祝い帯 「七五三」の喜び支える 西場 一郎さん(81) 桐生市広沢町 掲載日:2007/1/14
当時の主力商品だった祝い帯を手に、思い出を語る西場さん
親の代から帯屋を営んでいた。戦争中、機織りに使う道具がなくなり、一時は農業に転換したが、24歳の時に一人で帯屋を再建した。
「戦後で物資がない時代でも、ここは織物のまち桐生。技術を持つ人材は豊富だったから、自然に機屋になろうと思った」
他の機屋から仕事を受ける「賃機(ちんばた)」から始め、独立して「西一(にしいち)織物」を立ち上げた。

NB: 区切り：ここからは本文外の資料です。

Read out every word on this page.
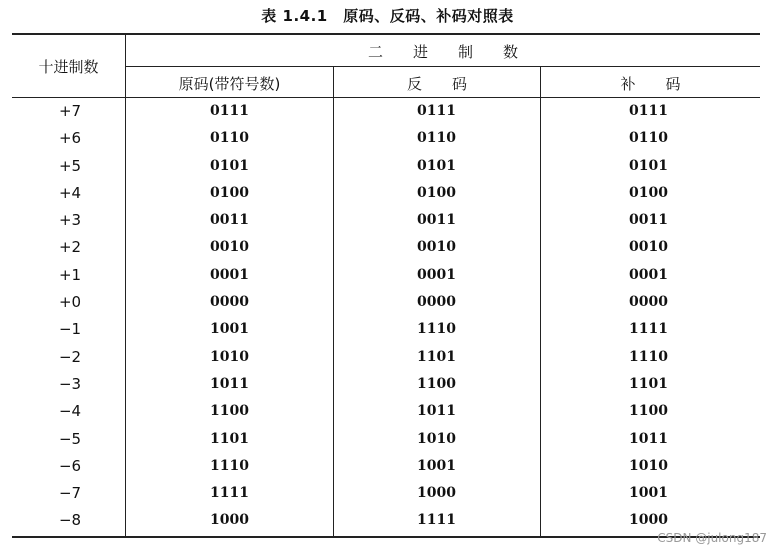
表 1.4.1　原码、反码、补码对照表
十进制数
二　　进　　制　　数
原码(带符号数)	反　　码	补　　码
+7	0111	0111	0111
+6	0110	0110	0110
+5	0101	0101	0101
+4	0100	0100	0100
+3	0011	0011	0011
+2	0010	0010	0010
+1	0001	0001	0001
+0	0000	0000	0000
−1	1001	1110	1111
−2	1010	1101	1110
−3	1011	1100	1101
−4	1100	1011	1100
−5	1101	1010	1011
−6	1110	1001	1010
−7	1111	1000	1001
−8	1000	1111	1000
CSDN @julong187
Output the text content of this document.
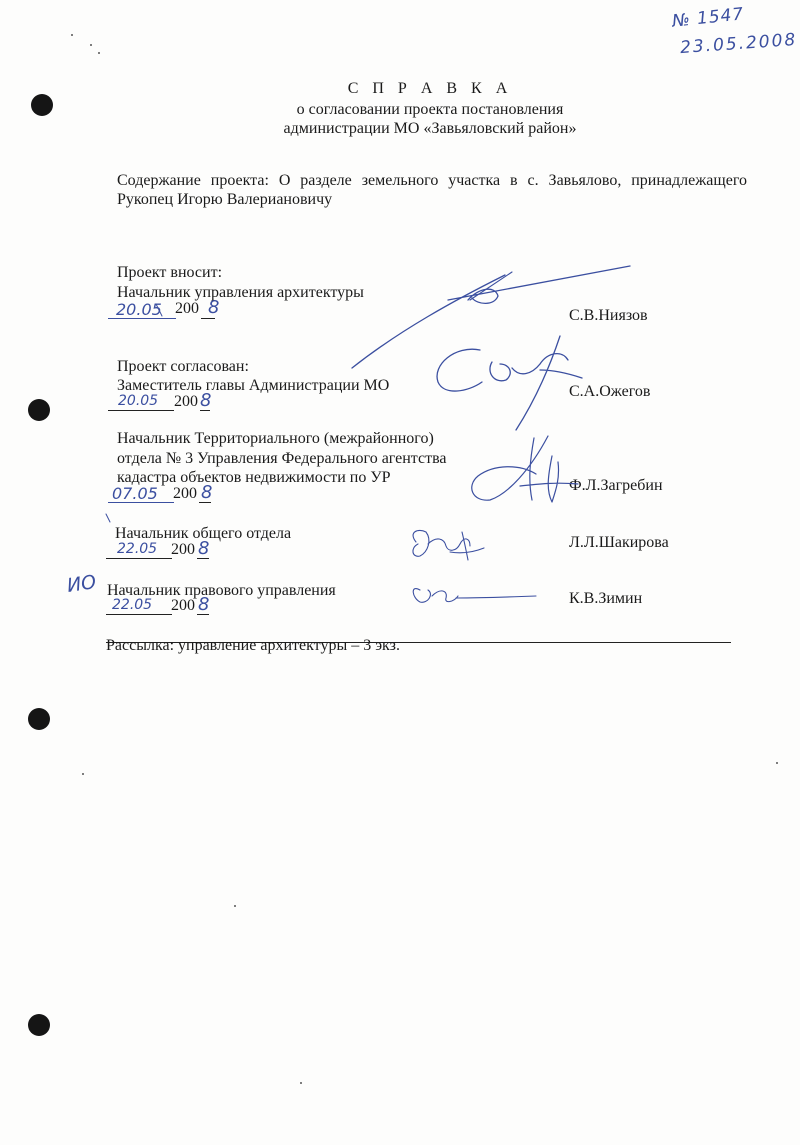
№ 1547
23.05.2008
С П Р А В К А
о согласовании проекта постановления
администрации МО «Завьяловский район»
Содержание проекта: О разделе земельного участка в с. Завьялово, принадлежащего Рукопец Игорю Валериановичу
Проект вносит:
Начальник управления архитектуры
20.05 200 8	С.В.Ниязов
Проект согласован:
Заместитель главы Администрации МО
20.05 200 8	С.А.Ожегов
Начальник Территориального (межрайонного)
отдела № 3 Управления Федерального агентства
кадастра объектов недвижимости по УР
07.05 200 8	Ф.Л.Загребин
Начальник общего отдела
22.05 200 8	Л.Л.Шакирова
ИО Начальник правового управления
22.05 200 8	К.В.Зимин
Рассылка: управление архитектуры – 3 экз.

当時の会社を支えた主力商品は、七五三の祝い帯。7歳用の尺三帯と尺五帯、「赤帯」と言われる3歳用の結び帯の生地のほか、1本4、5万円の高級品だった「ジュニア祝い帯」を扱った。
「七五三の帯は、桐生産地の独壇場だった。京都は大人の祝い帯の方が売れていたから、手を出さなかった。子供用とはいえ正絹物だから、他の地区では高価すぎて作れなかったみたい。その傾向が残って、桐生には今でも七五三の帯を扱う会社が多い」
1970年代に帯の生産は全盛期を迎えた。問屋からの問い合わせは絶えず、生産が需要に追いつかない状況が続いた。
「もっとたくさん、もっと早く納品してくれと催促された。1日20本を仕上げても、10軒の問屋に卸すから、2本ずつしか渡せない。いくら織っても売れた。今思うと恵まれた環境だった」
健やかな成長を願う祝い帯は、華やかな色や柄に加えて、子供に似合う「かわいらしさ」が求められた。七五三参りのシーズンになると神社や寺に出向いて、流行の視察や市場調査を毎年欠かさず行った。
「和装は流行があるから、そうしないと自分が時代の流れに乗り遅れてしまう。自社の帯を締めた子供が、次々とお参りに来るのを見るのも楽しみだった」
1985年ごろになると、七五三の市場にも、洋服や貸衣装が着物に代わって台頭してきた。帯の生産も落ち込み、数年後には仕事を受けるのをやめた。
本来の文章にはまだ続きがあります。